Y cazábamos -como leones jóvenes- la Muerte que corría ante nosotros en el vasto ambiente malva, palpitante y vivo.
Y sin embargo, no teníamos Señora ideal irguiendo su talle hasta las nubes ni Reina cruel a quien ofrecer nuestros cadáveres torcidos con ondas bizantinas. Nada por quien morir, sino es por el deseo de desprendernos al fin de nuestro valor audaz.
Íbamos aplastando contra el umbral de las casas a los perros guardianes, que quedaban estrujados bajo nuestros neumáticos quemantes como un cortafuegos.
La Muerte acariciada me salía a cada viraje para ofrecerme gentilmente la mano, en seguida se tendía a ras de tierra con un ruido de mandíbulas estridentes, reflejando sus miradas en el fondo de los charcos.
-¡Salgamos de la Sabiduría como de una horrorosa llaga y entremos, como frutas coloreadas de orgullo, en la boca inmensa del viento! ¡Démonos como manjar a lo desconocido, no por desesperación, sino sencillamente para enriquecer las reservas insondables de lo absurdo!
Dichas estas palabras, viré bruscamente sobre mí mismo con la rabiosa embriaguez de los perrillos que se muerden la cola, y he aquí que, súbitamente, dos ciclistas me obstruyeron el paso titubeando ante mí como dos razonamientos persuasivos y sin embargo contradictorios. ¡Un fastidio! ¡Puah!
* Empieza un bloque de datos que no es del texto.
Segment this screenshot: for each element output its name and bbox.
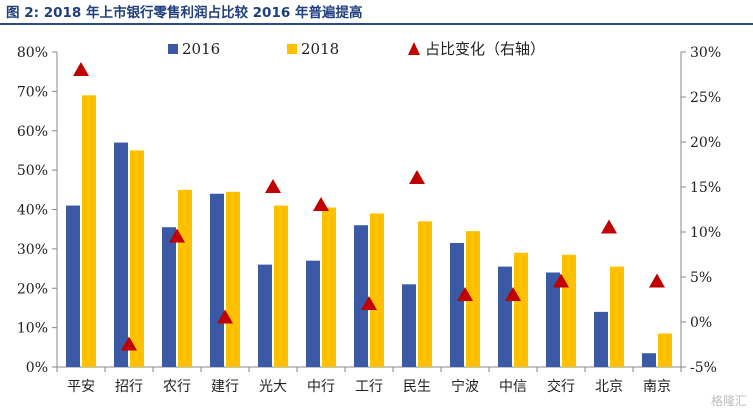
- bar-2016: [66, 205, 80, 367]
- change-marker: [457, 287, 473, 301]
- category-label: 交行: [547, 378, 575, 395]
- legend-swatch-2016: [168, 44, 178, 54]
- y-left-tick-label: 10%: [17, 321, 48, 337]
- bar-2016: [546, 272, 560, 367]
- bar-2016: [114, 142, 128, 367]
- change-marker: [361, 296, 377, 310]
- watermark: 格隆汇: [710, 394, 747, 408]
- bar-2016: [354, 225, 368, 367]
- legend-swatch-2018: [287, 44, 297, 54]
- change-marker: [649, 273, 665, 288]
- y-left-tick-label: 30%: [17, 242, 48, 258]
- bar-2018: [418, 221, 432, 367]
- bar-2018: [178, 189, 192, 367]
- change-marker: [169, 228, 185, 243]
- change-marker: [553, 273, 569, 288]
- legend-label-2016: 2016: [182, 40, 220, 58]
- y-right-tick-label: -5%: [690, 360, 717, 376]
- category-label: 中行: [307, 379, 335, 395]
- change-marker: [601, 219, 617, 234]
- change-marker: [217, 309, 233, 324]
- change-marker: [265, 179, 281, 193]
- bar-2016: [402, 284, 416, 367]
- bar-2018: [466, 231, 480, 367]
- bar-2016: [162, 227, 176, 367]
- category-label: 宁波: [451, 378, 479, 395]
- category-label: 中信: [499, 379, 527, 395]
- y-right-tick-label: 25%: [690, 90, 721, 106]
- bar-2016: [594, 311, 608, 367]
- y-right-tick-label: 5%: [690, 270, 712, 286]
- category-label: 招行: [115, 379, 143, 395]
- bar-2016: [642, 353, 656, 367]
- bar-2016: [498, 266, 512, 367]
- y-right-tick-label: 0%: [690, 315, 712, 331]
- legend-label-2018: 2018: [301, 40, 339, 58]
- bar-2016: [450, 242, 464, 367]
- y-right-tick-label: 10%: [690, 225, 721, 241]
- bar-2016: [210, 193, 224, 367]
- bar-2018: [322, 207, 336, 367]
- chart-title: 图 2: 2018 年上市银行零售利润占比较 2016 年普遍提高: [6, 5, 363, 21]
- y-left-tick-label: 20%: [17, 281, 48, 297]
- y-right-tick-label: 30%: [690, 45, 721, 61]
- category-label: 民生: [403, 379, 431, 395]
- bar-2018: [130, 150, 144, 367]
- category-label: 北京: [595, 379, 623, 395]
- category-label: 工行: [355, 379, 383, 395]
- category-label: 南京: [643, 379, 671, 395]
- y-left-tick-label: 50%: [17, 163, 48, 179]
- legend-label-change: 占比变化（右轴）: [425, 40, 545, 58]
- bar-2018: [658, 333, 672, 367]
- bar-2018: [226, 191, 240, 367]
- change-marker: [73, 62, 89, 76]
- category-label: 平安: [67, 379, 95, 395]
- bar-2018: [514, 252, 528, 367]
- legend-marker-change: [408, 42, 420, 55]
- y-right-tick-label: 20%: [690, 135, 721, 151]
- bar-2018: [274, 205, 288, 367]
- bar-2016: [258, 264, 272, 367]
- bar-2018: [82, 95, 96, 367]
- y-left-tick-label: 0%: [26, 360, 48, 376]
- y-right-tick-label: 15%: [690, 180, 721, 196]
- category-label: 建行: [211, 379, 239, 395]
- y-left-tick-label: 70%: [17, 84, 48, 100]
- y-left-tick-label: 80%: [17, 45, 48, 61]
- title-divider: [0, 23, 753, 25]
- change-marker: [505, 287, 521, 301]
- bar-2018: [370, 213, 384, 367]
- bar-2016: [306, 260, 320, 367]
- y-left-tick-label: 60%: [17, 124, 48, 140]
- y-left-tick-label: 40%: [17, 203, 48, 219]
- bar-2018: [610, 266, 624, 367]
- bar-2018: [562, 254, 576, 367]
- change-marker: [313, 197, 329, 211]
- change-marker: [409, 170, 425, 184]
- category-label: 光大: [259, 379, 287, 395]
- change-marker: [121, 336, 137, 351]
- category-label: 农行: [163, 379, 191, 395]
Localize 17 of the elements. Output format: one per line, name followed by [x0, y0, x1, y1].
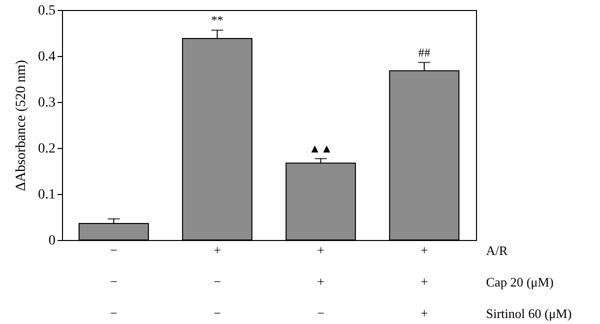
data-label: ##: [418, 45, 430, 60]
y-tick-label: 0.5: [38, 4, 56, 18]
y-tick-label: 0.3: [38, 96, 56, 110]
category-label: + − −: [214, 242, 221, 320]
category-label: + + +: [420, 242, 428, 320]
y-axis-title: ΔAbsorbance (520 nm): [14, 60, 29, 192]
text: Cap 20 (μM): [486, 274, 554, 290]
category-label: − − −: [110, 242, 118, 320]
y-tick-label: 0.2: [38, 142, 56, 156]
y-tick-label: 0: [48, 234, 56, 248]
category-label: + + −: [317, 242, 324, 320]
text: A/R: [486, 243, 508, 258]
data-label: ▲▲: [308, 142, 333, 156]
data-label: **: [211, 13, 224, 28]
text: Sirtinol 60 (μM): [486, 306, 572, 321]
y-tick-label: 0.1: [38, 188, 56, 202]
y-tick-label: 0.4: [38, 50, 56, 64]
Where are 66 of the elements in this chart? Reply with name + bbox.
Yo viré en corto, disgustado, y di de refilón en un gran bache.
¡Oh, fosa maternal medio llena de agua fangosa! He saboreado a boca llena el cieno fortificante que me recuerda el santo pezón negro de mi nodriza sudanesa.
Cuando enderecé mi cuerpo fangoso y maloliente, sentí el hierro rojo de la alegría consquilleándome deliciosamente el corazón.
Una multitud de pescadores de caña y de naturalistas gotosos estaba sobrecogida de espanto alrededor del milagro.
Con un anhelo desconocido elevaron muy altos enormes gavilanes de hierro para pescar mi automóvil, semejante a un tílburi atollado.
Emergió el auto lentamente de la fosa, llena su carroserie de cieno e impoluto su interior.
Se creyera muerto a mi tílburi; pero yo lo desperté con una sola caricia sobre su dorso potente, y hele ya resucitado corriendo a toda su velocidad.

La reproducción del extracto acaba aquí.